The Heunsberg is a 145 meter high hill in the South Limburg area of the Netherlands, part of the municipality of Valkenburg aan de Geul. The hill is located directly south of the center of Valkenburg and the hamlet of Neerhem. The hill extends from the Sibbergrubbe in the east (with the Biebosch behind it) to the Daalhemerweg in the west. The Heunsberg in addition runs south to the village of Sibbe. The hill is a northern extension of the Margraten Plateau. On the northeast side the hill is bordered by the Geuldal.

== Etymology ==
The toponym Heunsberg is probably derived from Heinsberg. From the early twelfth century, the lords of Valkenburg, who inhabited the castle on the Heunsberg, descended from the House of Valkenburg-Heinsberg. In 1085, Goswin I, the Count of Heinsberg is mentioned as "Gozwinus [...] de castello quod dictir Hennesberg" (Goswin from the Castle of Heinsberg).

== Tourist attractions ==
There are a number of tourist attractions on and in the Heunsberg.
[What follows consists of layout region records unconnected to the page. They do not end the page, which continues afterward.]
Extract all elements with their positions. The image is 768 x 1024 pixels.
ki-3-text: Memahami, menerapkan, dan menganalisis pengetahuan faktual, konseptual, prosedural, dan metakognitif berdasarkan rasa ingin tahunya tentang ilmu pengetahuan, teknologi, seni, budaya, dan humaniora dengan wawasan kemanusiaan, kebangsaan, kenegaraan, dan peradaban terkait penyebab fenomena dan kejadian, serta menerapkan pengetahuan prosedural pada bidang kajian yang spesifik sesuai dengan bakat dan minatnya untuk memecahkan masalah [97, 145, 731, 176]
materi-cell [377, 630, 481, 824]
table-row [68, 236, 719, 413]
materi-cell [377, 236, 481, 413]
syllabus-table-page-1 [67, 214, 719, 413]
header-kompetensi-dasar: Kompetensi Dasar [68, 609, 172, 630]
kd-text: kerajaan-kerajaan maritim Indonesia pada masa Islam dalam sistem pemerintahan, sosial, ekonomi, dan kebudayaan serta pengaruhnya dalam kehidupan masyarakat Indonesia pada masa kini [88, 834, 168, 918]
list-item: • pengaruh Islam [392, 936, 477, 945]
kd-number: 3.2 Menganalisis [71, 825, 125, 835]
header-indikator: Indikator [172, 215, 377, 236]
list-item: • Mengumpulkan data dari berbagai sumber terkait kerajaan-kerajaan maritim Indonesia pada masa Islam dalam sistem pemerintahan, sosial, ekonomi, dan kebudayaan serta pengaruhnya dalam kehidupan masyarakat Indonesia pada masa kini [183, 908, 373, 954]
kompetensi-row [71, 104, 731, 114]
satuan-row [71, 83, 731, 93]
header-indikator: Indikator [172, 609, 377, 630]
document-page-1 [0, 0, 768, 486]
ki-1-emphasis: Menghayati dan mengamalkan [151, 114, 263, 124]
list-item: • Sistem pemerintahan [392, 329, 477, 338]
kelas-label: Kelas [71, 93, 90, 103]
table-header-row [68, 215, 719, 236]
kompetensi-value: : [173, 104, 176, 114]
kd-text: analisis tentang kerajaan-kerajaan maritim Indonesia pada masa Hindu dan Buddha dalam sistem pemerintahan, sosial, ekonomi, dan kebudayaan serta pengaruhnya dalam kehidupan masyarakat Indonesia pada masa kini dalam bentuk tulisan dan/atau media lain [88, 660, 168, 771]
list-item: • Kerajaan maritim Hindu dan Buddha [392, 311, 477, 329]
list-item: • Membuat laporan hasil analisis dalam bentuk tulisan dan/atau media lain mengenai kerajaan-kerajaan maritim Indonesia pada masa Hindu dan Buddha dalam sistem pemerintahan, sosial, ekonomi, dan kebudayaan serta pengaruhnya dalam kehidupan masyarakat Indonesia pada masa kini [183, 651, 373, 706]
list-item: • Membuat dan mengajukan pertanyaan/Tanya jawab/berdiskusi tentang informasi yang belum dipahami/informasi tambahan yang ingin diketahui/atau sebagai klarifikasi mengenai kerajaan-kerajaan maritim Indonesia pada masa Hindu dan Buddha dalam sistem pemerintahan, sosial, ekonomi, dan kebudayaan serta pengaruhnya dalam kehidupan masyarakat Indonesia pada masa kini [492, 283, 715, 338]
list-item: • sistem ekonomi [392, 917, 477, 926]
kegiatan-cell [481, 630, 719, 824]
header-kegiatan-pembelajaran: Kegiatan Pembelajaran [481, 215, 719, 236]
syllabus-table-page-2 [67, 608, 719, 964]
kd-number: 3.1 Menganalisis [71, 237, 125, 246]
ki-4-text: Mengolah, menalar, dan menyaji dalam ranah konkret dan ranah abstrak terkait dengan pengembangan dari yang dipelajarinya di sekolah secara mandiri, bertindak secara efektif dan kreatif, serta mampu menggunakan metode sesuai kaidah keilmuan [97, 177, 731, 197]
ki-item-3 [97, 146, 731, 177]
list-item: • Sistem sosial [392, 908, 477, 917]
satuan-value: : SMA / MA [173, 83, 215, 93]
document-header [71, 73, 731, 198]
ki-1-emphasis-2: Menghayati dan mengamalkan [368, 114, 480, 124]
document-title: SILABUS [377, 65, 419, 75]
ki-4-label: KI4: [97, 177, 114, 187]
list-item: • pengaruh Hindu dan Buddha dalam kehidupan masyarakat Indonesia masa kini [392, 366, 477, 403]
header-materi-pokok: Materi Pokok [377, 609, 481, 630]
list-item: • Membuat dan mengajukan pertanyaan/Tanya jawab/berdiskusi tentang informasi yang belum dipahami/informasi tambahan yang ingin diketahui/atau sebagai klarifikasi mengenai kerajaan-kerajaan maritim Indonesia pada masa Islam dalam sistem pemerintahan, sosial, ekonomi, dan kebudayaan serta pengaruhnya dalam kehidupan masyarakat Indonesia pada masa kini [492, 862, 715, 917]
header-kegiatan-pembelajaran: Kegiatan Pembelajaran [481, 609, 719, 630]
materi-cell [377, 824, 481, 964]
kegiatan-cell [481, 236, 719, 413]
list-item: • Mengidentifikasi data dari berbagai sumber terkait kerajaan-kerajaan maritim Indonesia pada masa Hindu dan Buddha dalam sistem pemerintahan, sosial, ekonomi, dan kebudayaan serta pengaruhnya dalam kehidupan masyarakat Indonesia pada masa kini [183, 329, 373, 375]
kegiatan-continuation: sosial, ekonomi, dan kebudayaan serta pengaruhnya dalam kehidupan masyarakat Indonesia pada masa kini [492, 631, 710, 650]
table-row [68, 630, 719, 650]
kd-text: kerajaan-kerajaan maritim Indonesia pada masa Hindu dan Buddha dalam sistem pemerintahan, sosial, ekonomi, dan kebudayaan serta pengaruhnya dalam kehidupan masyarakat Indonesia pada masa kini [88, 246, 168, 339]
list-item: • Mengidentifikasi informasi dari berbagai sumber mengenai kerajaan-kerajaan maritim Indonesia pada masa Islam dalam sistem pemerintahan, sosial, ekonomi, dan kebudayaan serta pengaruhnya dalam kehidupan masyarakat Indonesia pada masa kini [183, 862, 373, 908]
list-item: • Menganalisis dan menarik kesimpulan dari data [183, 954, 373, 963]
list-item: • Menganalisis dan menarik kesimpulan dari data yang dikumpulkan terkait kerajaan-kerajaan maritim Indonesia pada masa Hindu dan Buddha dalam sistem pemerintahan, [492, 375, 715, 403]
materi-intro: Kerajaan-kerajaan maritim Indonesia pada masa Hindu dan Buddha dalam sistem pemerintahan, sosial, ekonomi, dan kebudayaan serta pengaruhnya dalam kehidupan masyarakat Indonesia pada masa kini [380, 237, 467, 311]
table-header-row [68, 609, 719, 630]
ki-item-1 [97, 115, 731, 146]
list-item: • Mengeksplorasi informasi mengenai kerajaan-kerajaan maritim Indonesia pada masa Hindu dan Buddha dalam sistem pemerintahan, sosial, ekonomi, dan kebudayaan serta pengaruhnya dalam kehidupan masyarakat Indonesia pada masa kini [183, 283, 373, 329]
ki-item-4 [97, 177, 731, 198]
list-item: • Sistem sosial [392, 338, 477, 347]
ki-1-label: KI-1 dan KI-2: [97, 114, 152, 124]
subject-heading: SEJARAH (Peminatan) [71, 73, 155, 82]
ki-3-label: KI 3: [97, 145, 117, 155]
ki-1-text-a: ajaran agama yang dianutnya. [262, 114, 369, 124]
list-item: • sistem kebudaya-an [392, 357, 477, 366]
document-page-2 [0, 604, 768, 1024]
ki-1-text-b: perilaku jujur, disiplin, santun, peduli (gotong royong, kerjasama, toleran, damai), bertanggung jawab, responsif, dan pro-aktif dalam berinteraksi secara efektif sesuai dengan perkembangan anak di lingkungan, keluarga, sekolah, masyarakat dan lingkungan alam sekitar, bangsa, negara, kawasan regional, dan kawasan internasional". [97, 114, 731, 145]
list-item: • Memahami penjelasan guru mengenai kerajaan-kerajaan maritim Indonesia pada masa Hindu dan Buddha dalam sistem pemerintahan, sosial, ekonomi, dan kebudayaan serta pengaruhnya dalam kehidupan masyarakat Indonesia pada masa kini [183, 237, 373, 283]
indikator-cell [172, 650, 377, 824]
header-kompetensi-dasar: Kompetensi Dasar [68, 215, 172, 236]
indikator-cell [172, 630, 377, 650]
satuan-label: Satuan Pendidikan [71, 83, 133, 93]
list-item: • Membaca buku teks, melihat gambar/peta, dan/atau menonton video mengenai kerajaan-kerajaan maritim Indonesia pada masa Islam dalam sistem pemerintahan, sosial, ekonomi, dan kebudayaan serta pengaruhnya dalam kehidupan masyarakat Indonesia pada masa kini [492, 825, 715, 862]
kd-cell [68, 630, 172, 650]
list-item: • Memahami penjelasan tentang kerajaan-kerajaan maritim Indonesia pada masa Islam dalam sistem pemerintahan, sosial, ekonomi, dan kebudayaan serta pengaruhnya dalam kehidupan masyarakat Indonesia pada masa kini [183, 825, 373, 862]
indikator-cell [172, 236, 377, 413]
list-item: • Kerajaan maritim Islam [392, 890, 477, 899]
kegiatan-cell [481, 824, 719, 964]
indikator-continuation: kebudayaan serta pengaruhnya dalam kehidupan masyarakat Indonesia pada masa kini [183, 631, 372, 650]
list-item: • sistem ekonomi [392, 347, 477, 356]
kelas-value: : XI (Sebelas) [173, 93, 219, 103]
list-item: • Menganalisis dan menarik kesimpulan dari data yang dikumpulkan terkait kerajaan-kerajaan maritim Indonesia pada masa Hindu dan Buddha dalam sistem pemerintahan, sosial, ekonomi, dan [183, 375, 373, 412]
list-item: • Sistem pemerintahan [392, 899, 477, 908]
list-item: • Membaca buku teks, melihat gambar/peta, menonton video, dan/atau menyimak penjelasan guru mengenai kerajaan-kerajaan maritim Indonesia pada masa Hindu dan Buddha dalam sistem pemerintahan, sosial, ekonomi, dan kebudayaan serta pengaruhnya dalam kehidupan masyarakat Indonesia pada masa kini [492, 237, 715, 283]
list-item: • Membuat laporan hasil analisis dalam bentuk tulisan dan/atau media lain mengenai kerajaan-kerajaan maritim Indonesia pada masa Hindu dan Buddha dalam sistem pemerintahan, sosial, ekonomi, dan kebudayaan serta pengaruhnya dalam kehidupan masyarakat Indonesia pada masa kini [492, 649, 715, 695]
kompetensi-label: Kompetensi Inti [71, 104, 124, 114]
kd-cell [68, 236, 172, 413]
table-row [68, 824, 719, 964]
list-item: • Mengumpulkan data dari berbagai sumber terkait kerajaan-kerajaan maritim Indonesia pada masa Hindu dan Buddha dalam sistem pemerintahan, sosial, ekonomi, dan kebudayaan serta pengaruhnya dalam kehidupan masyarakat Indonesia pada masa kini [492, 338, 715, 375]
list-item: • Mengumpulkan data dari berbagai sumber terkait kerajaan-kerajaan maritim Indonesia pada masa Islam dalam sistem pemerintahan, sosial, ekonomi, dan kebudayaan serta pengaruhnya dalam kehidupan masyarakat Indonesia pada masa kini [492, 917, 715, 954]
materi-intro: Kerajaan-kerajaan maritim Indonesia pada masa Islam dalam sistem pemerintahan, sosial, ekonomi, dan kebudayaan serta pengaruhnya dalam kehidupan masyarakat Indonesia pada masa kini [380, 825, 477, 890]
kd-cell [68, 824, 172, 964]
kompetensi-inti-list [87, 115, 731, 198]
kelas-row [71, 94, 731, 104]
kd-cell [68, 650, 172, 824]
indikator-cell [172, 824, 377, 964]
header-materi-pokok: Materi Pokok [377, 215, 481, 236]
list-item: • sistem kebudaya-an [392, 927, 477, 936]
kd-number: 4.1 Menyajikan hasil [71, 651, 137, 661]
These are:
- The ruins of Valkenburg Castle, with the Castle Quarry and Velvet Cave located below it, on a northern area of the Heunsberg. Notable to be the only castle in the Netherlands built on a hill.
- A model coal mine and the Feestgrot (a restaurant located in a cave) in the Grotto of Daalhem (Daalhemergroeve), both also open to the public, on the west side of the hill.
- There is a toboggan path present at the Heunsberg hill with two tracks.
- A laser-tag facility is located in a cave beneath Heunsberg hill.

The old Jewish cemetery of Valkenburg lies on the slope near the castle ruins. There is also a camping site on near the Heunsberg.

=== Former attractions ===
The Wilhelminatoren, a Rijksmonument that stood upon the Heunsberg suddenly collapsed on March 16, 2025. The tower reportedly had a zipline for tourists, and was a popular destination for locals, with views from the tower being able to see the City of Aachen on a clear day. The historical lookout tower was closed for maintenance at the time of the collapse.